Et puis, regardez le Dr Mukwege. Il tourne dans le monde entier, il a eu le Prix Nobel de la Paix, le prix Sakharov…
Alors quand on dit “personne ne parle du génocide au Congo”, je pense que c’est volontairement faux. On en parle. C’est juste que certains choisissent de ne pas écouter.
Et pour moi, notre génération est beaucoup plus engagée qu’avant. Il y a 10 ans, je ne voyais pas autant de jeunes marcher pour le Congo, créer des assos, organiser des événements comme vous.

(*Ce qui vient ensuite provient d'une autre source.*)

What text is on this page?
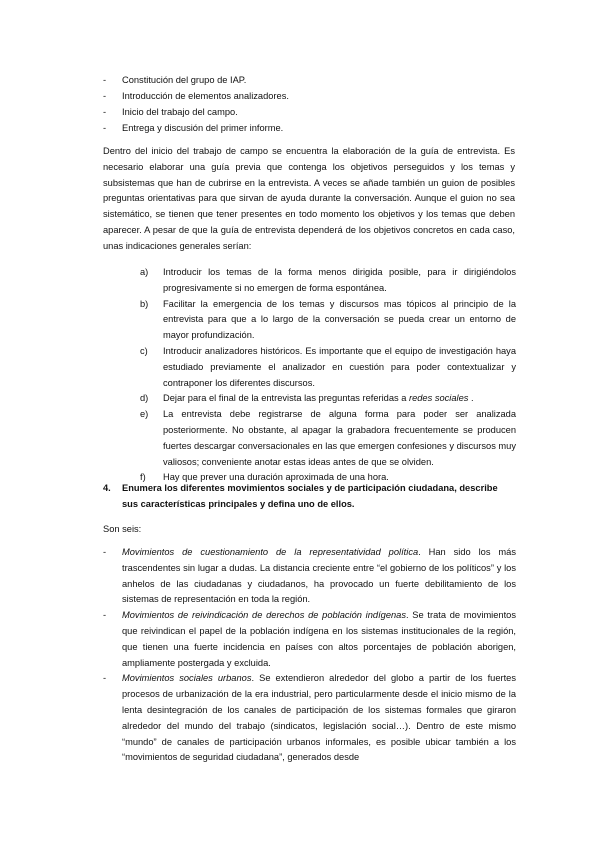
-	Constitución del grupo de IAP.
-	Introducción de elementos analizadores.
-	Inicio del trabajo del campo.
-	Entrega y discusión del primer informe.

Dentro del inicio del trabajo de campo se encuentra la elaboración de la guía de entrevista. Es necesario elaborar una guía previa que contenga los objetivos perseguidos y los temas y subsistemas que han de cubrirse en la entrevista. A veces se añade también un guion de posibles preguntas orientativas para que sirvan de ayuda durante la conversación. Aunque el guion no sea sistemático, se tienen que tener presentes en todo momento los objetivos y los temas que deben aparecer. A pesar de que la guía de entrevista dependerá de los objetivos concretos en cada caso, unas indicaciones generales serían:

a)	Introducir los temas de la forma menos dirigida posible, para ir dirigiéndolos progresivamente si no emergen de forma espontánea.
b)	Facilitar la emergencia de los temas y discursos mas tópicos al principio de la entrevista para que a lo largo de la conversación se pueda crear un entorno de mayor profundización.
c)	Introducir analizadores históricos. Es importante que el equipo de investigación haya estudiado previamente el analizador en cuestión para poder contextualizar y contraponer los diferentes discursos.
d)	Dejar para el final de la entrevista las preguntas referidas a redes sociales .
e)	La entrevista debe registrarse de alguna forma para poder ser analizada posteriormente. No obstante, al apagar la grabadora frecuentemente se producen fuertes descargar conversacionales en las que emergen confesiones y discursos muy valiosos; conveniente anotar estas ideas antes de que se olviden.
f)	Hay que prever una duración aproximada de una hora.
4.	Enumera los diferentes movimientos sociales y de participación ciudadana, describe sus características principales y defina uno de ellos.
Son seis:
-	Movimientos de cuestionamiento de la representatividad política. Han sido los más trascendentes sin lugar a dudas. La distancia creciente entre “el gobierno de los políticos” y los anhelos de las ciudadanas y ciudadanos, ha provocado un fuerte debilitamiento de los sistemas de representación en toda la región.
-	Movimientos de reivindicación de derechos de población indígenas. Se trata de movimientos que reivindican el papel de la población indígena en los sistemas institucionales de la región, que tienen una fuerte incidencia en países con altos porcentajes de población aborigen, ampliamente postergada y excluida.
-	Movimientos sociales urbanos. Se extendieron alrededor del globo a partir de los fuertes procesos de urbanización de la era industrial, pero particularmente desde el inicio mismo de la lenta desintegración de los canales de participación de los sistemas formales que giraron alrededor del mundo del trabajo (sindicatos, legislación social…). Dentro de este mismo “mundo” de canales de participación urbanos informales, es posible ubicar también a los “movimientos de seguridad ciudadana”, generados desde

Donc oui, tout le monde n’est pas engagé, mais il y a une dynamique très forte. Et je pense qu’il faut arrêter de répéter “Personne ne parle du Congo.” C’est devenu une phrase pour gratter des likes, et je n’aime pas ça.
Naomi :
Je suis d’accord. Ce que je ressens, c’est que dans notre génération, il y a une tendance à vouloir montrer pour prouver. Genre : “Regardez-moi, je milite !”
Mais l’engagement peut aussi se vivre en silence.
On n’a pas à prouver constamment qu’on agit.
Et pour la diaspora congolaise, même si je ne suis pas d’origine congolaise, j’ai grandi entourée de Congolais. Et je sais à quel point c’est un peuple riche, aimant, chaleureux, qui a besoin de soutien.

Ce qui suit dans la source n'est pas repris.